The weekend edition of the Messenger carries an editorial by Rob Roper of the right-wing Ethan Allen Institute advocating for Vermont to join 24 other states in passing a so-called “Right-to-Work” law.
The timing is odd since this red-flag originally saw the light of day way back in August, when it was carried by Vermont Digger.
The name “Right-to-Work” is deceptive, as are the statistics quoted in Mr. Roper’s pitch. In states without “Right to Work” laws, no one is denied the right to work. They simply may not benefit from the wage and benefit packages negotiated through collective bargaining unless they contribute to the cost of that collective bargaining effort.
Sounds pretty fair to me.
So-Called “Right-to-Work” laws are popular in states under Republican control, where regulation is egregiously lax, minimum wage is kept truly minimal, and a lack of social services and infrastructure investment keep taxes artificially low.
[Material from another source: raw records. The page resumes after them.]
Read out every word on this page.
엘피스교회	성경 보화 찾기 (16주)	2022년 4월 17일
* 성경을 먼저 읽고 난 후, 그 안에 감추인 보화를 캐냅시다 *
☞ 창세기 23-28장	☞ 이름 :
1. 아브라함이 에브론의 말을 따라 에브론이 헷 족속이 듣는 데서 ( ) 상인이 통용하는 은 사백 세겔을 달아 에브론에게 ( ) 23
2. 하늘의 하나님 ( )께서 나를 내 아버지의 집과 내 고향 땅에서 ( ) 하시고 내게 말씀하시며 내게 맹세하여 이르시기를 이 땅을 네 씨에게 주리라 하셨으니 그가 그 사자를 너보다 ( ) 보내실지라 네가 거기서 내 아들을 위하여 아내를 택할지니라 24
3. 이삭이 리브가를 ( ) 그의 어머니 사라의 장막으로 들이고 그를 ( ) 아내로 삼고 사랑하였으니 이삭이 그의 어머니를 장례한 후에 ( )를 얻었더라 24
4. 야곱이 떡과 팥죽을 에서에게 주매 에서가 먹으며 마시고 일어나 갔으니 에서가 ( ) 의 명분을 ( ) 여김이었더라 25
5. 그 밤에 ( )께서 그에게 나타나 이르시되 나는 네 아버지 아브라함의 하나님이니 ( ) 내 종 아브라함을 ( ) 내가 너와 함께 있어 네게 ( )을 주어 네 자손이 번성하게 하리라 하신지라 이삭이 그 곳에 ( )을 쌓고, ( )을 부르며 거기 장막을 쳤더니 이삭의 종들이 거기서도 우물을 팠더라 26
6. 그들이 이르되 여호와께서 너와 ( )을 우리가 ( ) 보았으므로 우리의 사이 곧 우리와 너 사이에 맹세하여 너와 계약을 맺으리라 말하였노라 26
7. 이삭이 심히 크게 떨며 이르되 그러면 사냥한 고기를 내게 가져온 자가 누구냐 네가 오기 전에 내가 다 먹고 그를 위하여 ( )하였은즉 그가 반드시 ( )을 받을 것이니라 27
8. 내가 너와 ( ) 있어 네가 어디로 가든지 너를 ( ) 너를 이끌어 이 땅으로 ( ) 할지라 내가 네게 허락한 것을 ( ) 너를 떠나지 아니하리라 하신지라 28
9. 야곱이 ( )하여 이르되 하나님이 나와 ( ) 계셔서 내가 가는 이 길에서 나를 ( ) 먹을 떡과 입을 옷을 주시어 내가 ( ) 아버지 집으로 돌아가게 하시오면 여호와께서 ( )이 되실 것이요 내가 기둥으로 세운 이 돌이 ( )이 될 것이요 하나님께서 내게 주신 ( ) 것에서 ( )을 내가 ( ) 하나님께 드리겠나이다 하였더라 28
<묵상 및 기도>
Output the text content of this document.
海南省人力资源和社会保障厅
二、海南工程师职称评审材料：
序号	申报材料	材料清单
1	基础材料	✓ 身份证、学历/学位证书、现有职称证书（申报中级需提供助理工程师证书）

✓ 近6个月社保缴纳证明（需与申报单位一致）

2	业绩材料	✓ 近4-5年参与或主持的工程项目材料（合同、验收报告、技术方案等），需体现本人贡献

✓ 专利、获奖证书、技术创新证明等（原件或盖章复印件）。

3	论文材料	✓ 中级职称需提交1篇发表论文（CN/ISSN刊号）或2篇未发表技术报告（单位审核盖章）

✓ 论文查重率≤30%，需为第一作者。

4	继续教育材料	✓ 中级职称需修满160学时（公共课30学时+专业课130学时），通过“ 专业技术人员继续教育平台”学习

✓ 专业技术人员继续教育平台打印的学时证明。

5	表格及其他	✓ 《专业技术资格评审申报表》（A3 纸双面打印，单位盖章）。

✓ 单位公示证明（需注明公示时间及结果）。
These states are extremely attractive to industrial-scale development, of course, but the collateral costs to poorer communities represented in their population, and to the environment, must be borne by the federal purse or not at all.
The statistics that Mr. Roper quotes are therefore skewed by factors other than “Right-to-Work” laws.
Let’s take a closer look at the sources that are providing Mr. Roper with his talking points. He cites a study by the “Competitive Enterprise Institute.” According to Sourcewatch, the “Competitive Enterprise Institute” is heavily funded by the infamous Koch brothers and has “long ties to the disinformation campaigns” of big tobacco and climate change denial.
We can only assume that his statement that “over 85% of Vermonters” support a “Right-to-Work” agenda is based on statistics provided by that extremely questionable source. If this number wasn’t simply pulled out of the air, it was no doubt arrived at through the use of a “push-poll” which surveyed only a carefully chosen section of the population.
Anyone who has ever been the recipient of a call asking something on the order of “Would you support candidate “A” if you knew that he beat his wife?” is familiar with the nature of “push-polls.”
Given Vermont’s position as the most progressive state in the Union, it seems highly unlikely that 85% of Vermonters actually would support a law that essentially strips labor of its ability to engage in collective bargaining, particularly in this era of conspicuous corporate greed and exploitation.